Philippe Jaenada a sa réputation bien installée en tant que fouille-merde dans les affaires glauques du passé. Dans Sulak (Julliard, 2013), il retrace la vie de Bruno Sulak le gentleman cambrioleur, ainsi que celle qu'il aurait pu vivre si la destinée ne s'en était pas mêlé. Dans La petite femelle (Julliard, 2015), il réhabilite la mémoire de Pauline Dubuisson bafouée par la population, la presse et tout ce qui pense et s'exprime à l'époque et bien des années après, suite au meurtre de son amant. La Serpe est de la même trempe. Philippe Jaenada décortique l'assassinat, les interrogatoires et le procès, s'installe dans les locaux des Archives de Périgueux, hante les lieux du crime et propose aux faits une autre explication que celle qui a conduit au jugement d'Henri Girard.
« Entre un nem et une bouchée de boeuf aux oignons (très moyen, si je peux me permettre), je retourne au livre de Guy Penaud. Il raconte le procès et son ahurissant dénouement. L'accusé a pu, miraculeusement, s'adjoindre les services du plus grand – et de loin – avocat de ces années-là et des suivantes, sans doute même du XX° siècle et du nôtre jusqu'à maintenant (seul Éric Dupond-Moretti, je pense, peut regarder son fantôme dans les yeux) : Maurice Garçon. C'est grâce à lui, à son génie, qu'Henri poursuivra sa vie, libre, claquera la fortune de la famille en deux ans, se traînera crevard en Amérique du Sud, que Georges Arnaud écrira le Salaire de la peur, sauvera la tête de Djamila Bouhired, se battra contre toutes les injustices et sera enterré au cimetière barcelonais de Cerdanyola, quarante-quatre ans après le verdict, sous son vrai nom et un seul mot, espagnol : « Henri GIRARD – ESCRITOR ». »
De son écriture mauvais genre toujours maîtrisée et brillante, il décortique les événements, raconte son enquête, ironise sur le passé et sur lui-même et, par là-même, captive le lecteur qu'il tient en haleine malgré la longueur de ses hypothèses ponctuées de descriptions, dont il a besoin pour étayer ses théories. le résultat est vibrant de vivacité, drôle et imagé.

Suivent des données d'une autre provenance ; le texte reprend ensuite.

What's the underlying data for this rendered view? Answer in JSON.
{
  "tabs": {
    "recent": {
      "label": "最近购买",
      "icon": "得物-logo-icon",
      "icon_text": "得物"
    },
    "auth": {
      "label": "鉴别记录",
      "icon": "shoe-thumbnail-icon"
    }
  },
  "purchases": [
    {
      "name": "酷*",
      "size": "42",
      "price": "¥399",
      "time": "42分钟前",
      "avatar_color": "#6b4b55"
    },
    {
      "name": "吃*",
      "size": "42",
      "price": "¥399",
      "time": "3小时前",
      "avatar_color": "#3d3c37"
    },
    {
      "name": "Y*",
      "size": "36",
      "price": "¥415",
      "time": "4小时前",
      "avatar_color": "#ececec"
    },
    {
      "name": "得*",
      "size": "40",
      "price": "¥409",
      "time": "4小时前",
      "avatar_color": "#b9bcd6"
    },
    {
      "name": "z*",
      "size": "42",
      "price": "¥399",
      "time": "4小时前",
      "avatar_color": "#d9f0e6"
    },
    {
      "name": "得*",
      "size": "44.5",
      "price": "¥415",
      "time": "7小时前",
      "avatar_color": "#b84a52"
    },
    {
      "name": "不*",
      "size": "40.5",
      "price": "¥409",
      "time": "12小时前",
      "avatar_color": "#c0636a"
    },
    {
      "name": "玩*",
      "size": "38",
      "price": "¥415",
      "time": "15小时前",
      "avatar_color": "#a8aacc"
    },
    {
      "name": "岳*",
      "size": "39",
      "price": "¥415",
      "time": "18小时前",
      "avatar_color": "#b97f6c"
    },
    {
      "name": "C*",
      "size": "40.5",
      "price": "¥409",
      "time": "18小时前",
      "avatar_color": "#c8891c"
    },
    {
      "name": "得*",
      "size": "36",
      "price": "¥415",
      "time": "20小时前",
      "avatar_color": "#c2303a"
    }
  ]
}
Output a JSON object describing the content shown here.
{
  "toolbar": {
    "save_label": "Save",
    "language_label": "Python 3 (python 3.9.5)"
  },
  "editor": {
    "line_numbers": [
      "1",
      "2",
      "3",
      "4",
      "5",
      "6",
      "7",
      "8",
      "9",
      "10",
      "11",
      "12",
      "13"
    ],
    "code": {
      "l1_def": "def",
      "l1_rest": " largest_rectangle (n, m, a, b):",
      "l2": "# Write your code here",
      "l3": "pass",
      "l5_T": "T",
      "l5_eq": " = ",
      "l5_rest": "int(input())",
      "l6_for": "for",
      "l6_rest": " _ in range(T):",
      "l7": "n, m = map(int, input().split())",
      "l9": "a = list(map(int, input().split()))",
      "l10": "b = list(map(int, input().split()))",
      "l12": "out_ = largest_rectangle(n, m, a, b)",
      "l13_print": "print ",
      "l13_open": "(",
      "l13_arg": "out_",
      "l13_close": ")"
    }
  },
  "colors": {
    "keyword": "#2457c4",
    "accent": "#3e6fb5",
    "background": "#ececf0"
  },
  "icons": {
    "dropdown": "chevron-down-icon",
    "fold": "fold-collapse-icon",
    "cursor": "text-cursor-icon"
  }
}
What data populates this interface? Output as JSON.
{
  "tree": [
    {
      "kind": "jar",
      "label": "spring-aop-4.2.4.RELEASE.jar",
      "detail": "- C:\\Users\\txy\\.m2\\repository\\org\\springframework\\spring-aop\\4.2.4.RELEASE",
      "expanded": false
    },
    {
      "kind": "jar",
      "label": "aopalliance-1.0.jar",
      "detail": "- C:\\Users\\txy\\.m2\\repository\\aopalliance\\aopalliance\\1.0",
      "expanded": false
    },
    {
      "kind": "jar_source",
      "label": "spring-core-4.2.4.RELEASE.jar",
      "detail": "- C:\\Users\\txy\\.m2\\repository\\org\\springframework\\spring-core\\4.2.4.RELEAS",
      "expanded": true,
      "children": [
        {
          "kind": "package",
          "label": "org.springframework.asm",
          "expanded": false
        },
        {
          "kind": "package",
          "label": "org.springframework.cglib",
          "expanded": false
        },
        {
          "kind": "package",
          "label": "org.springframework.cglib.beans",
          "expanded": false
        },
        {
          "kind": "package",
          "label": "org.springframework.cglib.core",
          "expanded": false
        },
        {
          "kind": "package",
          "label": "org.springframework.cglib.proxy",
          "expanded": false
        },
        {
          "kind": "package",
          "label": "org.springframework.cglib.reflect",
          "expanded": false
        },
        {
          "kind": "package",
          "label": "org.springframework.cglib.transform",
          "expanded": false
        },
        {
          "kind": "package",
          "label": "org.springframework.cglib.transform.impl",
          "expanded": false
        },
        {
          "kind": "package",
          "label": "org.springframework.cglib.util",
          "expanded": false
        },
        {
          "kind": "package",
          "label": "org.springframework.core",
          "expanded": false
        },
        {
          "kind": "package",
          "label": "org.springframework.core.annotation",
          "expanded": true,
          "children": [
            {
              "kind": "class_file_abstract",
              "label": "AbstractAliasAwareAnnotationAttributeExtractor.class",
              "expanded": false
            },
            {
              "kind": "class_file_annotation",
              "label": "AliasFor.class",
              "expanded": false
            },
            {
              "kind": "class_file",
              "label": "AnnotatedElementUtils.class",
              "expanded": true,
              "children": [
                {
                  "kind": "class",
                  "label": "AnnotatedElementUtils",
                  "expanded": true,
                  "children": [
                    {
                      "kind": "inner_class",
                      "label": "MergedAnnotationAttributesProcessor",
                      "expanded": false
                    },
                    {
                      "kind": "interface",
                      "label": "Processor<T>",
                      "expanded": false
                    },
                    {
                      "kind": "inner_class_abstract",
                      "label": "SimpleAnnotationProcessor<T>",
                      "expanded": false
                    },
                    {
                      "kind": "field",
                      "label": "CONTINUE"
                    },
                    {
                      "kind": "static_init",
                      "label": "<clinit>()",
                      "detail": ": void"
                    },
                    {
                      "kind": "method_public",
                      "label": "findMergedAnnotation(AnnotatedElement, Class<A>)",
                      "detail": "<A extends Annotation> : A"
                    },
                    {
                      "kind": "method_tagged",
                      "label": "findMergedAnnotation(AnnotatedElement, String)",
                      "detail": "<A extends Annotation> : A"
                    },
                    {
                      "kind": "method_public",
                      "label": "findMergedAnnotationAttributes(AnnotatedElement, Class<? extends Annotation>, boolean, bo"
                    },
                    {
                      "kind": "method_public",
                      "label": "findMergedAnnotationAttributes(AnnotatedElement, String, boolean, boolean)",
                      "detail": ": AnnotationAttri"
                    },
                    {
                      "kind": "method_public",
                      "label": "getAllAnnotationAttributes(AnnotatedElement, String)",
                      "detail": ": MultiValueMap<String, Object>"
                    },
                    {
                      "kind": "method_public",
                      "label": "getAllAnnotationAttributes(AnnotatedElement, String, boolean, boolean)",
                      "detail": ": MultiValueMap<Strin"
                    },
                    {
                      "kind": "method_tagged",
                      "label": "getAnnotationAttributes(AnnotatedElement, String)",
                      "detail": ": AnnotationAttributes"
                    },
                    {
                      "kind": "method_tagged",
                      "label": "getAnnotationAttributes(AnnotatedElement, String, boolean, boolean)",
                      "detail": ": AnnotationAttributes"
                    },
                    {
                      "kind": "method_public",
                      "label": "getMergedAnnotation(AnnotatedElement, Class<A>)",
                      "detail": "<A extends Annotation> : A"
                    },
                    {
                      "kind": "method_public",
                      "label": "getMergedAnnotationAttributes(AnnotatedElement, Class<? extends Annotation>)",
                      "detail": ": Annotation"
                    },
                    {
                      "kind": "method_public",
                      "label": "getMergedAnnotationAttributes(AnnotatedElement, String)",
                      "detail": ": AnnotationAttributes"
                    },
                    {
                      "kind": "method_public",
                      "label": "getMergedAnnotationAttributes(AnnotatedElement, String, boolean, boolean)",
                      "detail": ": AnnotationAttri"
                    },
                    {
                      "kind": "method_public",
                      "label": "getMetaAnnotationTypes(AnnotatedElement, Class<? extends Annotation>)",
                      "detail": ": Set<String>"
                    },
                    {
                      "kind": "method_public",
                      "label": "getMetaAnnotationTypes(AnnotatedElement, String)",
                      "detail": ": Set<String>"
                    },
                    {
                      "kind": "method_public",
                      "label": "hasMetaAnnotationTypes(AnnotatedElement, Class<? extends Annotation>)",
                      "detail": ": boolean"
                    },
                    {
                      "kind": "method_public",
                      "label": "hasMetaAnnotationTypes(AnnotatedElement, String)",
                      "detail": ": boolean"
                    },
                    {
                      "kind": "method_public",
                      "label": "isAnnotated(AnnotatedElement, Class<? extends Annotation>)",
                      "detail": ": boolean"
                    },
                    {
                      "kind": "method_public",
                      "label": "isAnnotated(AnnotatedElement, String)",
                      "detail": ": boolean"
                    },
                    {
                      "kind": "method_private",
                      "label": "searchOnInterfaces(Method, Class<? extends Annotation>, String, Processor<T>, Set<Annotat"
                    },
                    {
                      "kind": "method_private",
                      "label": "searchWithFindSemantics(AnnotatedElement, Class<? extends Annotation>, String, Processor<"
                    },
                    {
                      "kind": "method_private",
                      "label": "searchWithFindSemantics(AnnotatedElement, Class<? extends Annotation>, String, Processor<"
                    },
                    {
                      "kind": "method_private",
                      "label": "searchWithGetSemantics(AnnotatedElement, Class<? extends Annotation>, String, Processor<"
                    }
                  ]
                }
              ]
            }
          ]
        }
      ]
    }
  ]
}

« L'avocat général est Bernard Salingardes, Procureur de la République à Périgueux. La partie civile, en l'occurrence Madeleine Soudeix, la fille de Louise [la cuisinière], est représentée par Bardon-Damarzid, avocat au barreau de Périgueux, assisté de Maître Chapoulaud. Tout le monde ici est du coin. Quand Maurice Garçon pénètre dans la salle, c'est comme si Maurice Chevalier arrivait pour chanter au mariage de la cousine Paulette, ou comme si Gérard Depardieu acceptait d'interpréter l'ogre à la kermesse de fin d'année de la maternelle de Dylan. Sa réputation le précède, son physique intimidant l'accompagne. »
Philippe Jaenada a également l'art de croiser ses différents romans, ce qui donne encore plus d'ampleur au récit. Avec La petite femelle en particulier, certaines comparaisons ne manquent pas de truculence. Ainsi de Maurice Garçon qui sauve Henri Girard e
n 1943 alors qu'il réclamera la tête de Pauline Dubuisson dix ans plus tard. Hasard dans le choix de ses sujets ? Peut-être, mais Jaenada ne le présente pas ainsi.
Vous l'aurez compris, j'avais déjà beaucoup aimé La petite femelle et, malgré une ressemblance dans la structuration du récit (ressemblance toute relative, dans la mesure où Henri Girard a longuement et pleinement survécu au procès contrairement à Pauline Dubuisson), je me suis régalée en lisant La Serpe. Il a reçu le Prix Renaudot 2017, amplement mérité.